To calculate cash from operations, we need to follow these steps:
Start with the net profit from the Profit and Loss account : This represents the profit after all expenses have been deducted. According to the given information, the net profit is Rs. 30,000.
Add back non-cash expenses : These are expenses that do not involve cash outflow during the period, such as depreciation or amortization. From the Profit and Loss account:
Depreciation: Rs. 9,570
Goodwill written off: Rs. 3,940
Total non-cash expenses = Rs. 9,570 + Rs. 3,940 = Rs. 13,510
Adjust for gains or losses on sale of assets : These are not part of the operating activities.
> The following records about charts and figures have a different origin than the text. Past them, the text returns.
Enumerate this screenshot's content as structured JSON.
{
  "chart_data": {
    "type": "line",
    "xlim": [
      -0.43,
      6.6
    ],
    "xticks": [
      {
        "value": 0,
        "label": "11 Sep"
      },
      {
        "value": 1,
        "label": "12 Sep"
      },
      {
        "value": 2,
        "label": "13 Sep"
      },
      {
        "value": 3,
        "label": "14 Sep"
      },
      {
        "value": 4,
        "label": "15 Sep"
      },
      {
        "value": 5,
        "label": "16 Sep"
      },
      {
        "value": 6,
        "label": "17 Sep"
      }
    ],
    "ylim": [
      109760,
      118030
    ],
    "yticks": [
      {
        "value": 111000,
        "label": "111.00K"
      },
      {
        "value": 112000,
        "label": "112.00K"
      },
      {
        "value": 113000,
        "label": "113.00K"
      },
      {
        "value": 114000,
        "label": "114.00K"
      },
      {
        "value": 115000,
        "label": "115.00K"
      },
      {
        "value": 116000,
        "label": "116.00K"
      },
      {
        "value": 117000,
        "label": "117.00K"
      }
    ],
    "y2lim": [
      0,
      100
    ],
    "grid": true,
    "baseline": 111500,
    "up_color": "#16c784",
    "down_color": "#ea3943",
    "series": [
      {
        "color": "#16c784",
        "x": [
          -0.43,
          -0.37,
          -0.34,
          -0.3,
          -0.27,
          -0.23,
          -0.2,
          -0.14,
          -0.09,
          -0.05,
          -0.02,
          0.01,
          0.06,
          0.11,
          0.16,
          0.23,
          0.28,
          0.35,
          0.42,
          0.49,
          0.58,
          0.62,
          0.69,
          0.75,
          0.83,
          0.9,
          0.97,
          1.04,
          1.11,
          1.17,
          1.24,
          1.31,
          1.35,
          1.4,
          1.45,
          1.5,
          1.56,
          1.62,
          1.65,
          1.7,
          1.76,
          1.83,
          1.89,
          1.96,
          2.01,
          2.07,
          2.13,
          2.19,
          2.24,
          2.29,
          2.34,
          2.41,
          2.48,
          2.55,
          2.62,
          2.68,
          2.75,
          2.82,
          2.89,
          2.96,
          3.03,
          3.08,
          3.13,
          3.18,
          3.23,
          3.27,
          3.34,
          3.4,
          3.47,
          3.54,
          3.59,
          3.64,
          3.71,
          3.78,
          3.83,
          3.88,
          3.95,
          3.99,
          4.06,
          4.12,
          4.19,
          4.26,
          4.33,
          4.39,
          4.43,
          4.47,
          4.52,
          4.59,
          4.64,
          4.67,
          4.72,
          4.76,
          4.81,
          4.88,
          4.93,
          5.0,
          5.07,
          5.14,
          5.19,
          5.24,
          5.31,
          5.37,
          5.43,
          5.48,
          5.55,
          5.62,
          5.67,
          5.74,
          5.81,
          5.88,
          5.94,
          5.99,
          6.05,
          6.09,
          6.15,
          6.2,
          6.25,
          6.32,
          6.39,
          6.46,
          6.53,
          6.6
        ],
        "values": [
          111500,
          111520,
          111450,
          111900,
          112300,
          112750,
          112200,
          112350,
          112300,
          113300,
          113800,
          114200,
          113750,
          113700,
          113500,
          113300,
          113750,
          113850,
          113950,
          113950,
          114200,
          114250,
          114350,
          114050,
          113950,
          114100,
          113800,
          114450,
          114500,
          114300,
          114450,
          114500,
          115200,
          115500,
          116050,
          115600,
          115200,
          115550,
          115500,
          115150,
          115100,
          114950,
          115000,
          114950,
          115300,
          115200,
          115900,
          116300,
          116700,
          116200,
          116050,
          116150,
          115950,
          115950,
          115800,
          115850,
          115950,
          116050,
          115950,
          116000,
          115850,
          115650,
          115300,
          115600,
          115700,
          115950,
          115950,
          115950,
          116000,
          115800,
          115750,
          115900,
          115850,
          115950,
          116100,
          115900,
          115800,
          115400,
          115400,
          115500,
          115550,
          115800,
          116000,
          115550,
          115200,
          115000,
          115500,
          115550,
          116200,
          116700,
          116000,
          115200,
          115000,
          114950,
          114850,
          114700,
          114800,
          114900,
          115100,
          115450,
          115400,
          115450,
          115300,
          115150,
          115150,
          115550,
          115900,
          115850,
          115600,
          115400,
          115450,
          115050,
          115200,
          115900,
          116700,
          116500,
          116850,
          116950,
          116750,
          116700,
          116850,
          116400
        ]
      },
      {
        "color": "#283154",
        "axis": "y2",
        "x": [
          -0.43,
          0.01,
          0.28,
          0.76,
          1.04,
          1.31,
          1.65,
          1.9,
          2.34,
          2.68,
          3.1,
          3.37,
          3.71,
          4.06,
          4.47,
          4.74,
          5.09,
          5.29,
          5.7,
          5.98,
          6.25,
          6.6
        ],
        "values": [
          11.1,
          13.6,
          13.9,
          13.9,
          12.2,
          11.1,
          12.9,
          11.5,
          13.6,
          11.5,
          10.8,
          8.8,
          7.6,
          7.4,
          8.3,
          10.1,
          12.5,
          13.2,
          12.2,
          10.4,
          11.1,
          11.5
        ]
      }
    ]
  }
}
We subtract any gains and add back any losses:
Profit on sale of building: (subtract) Rs. 25,000
Loss on sale of investments: (add) Rs. 3,200
Calculate the cash from operations :
Start with net profit: Rs. 30,000
Add back non-cash expenses: Rs. 13,510
Subtract gains on sales: Rs. 25,000
Add back losses on sales: Rs. 3,200
Cash from Operations = 30 , 000 + 13 , 510 − 25 , 000 + 3 , 200 = 21 , 710
So, the cash from operations is Rs. 21,710. This reflects the cash generated or used by the company's core business activities during the year ending 31st March 2025.